Tuesday, May 8, 2007

Passwordless log in with SSH keys

    A very fine feature of UNIX operating systems is native support for services like SSHd. SSH provides shell access on remote computers - encrypted, so no one can snoop your passwords. SSH comes with various utilities including scp, which allows you to copy files and folders to the remote server (and all this traffic and data is encrypted). You can also use ssh as rsync's transport mechanism for synchronizing directories across computers. If you want to automate tasks like this (scheduling unattended backups with cron, for example), you'll need the computer that's initiating the connection to be able to log into the remote computer without being prompted for a user to input a password.

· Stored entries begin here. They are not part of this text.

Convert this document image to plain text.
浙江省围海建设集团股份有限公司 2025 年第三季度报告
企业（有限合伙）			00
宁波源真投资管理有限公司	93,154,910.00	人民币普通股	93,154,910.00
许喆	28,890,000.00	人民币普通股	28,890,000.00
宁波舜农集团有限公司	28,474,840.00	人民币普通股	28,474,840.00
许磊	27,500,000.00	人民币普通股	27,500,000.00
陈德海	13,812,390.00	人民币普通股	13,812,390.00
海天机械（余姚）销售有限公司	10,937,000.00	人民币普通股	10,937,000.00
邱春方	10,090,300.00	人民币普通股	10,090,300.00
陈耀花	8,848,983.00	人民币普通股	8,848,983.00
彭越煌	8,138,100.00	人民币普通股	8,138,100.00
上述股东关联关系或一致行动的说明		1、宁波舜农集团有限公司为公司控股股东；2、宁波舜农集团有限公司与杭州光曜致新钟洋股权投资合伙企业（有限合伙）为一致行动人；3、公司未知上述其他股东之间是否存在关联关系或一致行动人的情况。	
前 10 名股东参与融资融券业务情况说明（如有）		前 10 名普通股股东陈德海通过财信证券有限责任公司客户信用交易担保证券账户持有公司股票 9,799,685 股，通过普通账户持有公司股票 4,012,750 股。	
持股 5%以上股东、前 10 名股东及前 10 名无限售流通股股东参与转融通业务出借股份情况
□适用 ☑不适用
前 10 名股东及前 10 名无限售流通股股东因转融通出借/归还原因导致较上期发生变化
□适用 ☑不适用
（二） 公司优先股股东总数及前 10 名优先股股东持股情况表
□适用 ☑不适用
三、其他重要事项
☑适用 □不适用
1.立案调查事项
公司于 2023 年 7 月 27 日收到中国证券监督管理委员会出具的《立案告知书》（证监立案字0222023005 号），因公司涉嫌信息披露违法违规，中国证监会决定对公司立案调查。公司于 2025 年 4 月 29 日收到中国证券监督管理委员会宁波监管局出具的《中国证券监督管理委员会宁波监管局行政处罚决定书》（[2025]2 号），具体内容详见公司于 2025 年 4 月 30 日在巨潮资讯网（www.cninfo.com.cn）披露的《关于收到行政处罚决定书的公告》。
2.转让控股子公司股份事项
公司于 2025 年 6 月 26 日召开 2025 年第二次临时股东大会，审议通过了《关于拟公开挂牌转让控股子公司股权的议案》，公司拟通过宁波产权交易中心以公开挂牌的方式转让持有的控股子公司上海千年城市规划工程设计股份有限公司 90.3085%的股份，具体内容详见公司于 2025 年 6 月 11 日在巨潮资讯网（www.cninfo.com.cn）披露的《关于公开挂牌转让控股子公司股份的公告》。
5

This is where ssh 'keys" come in. You create a private/public key pair on your computer ("the client"), and put the "public" key up on the remote computer ("the server"). After that, when you log into the remote computer, you are no longer prompted to enter a password (so long as you made the key correctly).

To generate a pair of keys with no passwords, using the standard RSA type of keys, run the following command on the computer you are connecting from:

    ssh-keygen -t rsa -N ""

This will create two files: ~/.ssh/id_rsa and ~/.ssh/id_rsa.pub
Copy - with scp - the public file ~/.ssh/id_rsa.pub up to the remote computer you will be connecting to (or sending data to). Then log into the remote server and put the contents of that public key into the ~/.ssh/authorized_keys file. An easy way to do that is like this:

    cat >> id_rsa.pub ~/.ssh/authorized_keys

Using the double "greater than" brackets ensures that if ~/.ssh/authorized_keys already exists, the new key will be added to the file, and not overwrite any existing keys that might already be in place.

After that, you should be able to connect from the client with the key pair to the remote server without being prompted for a password.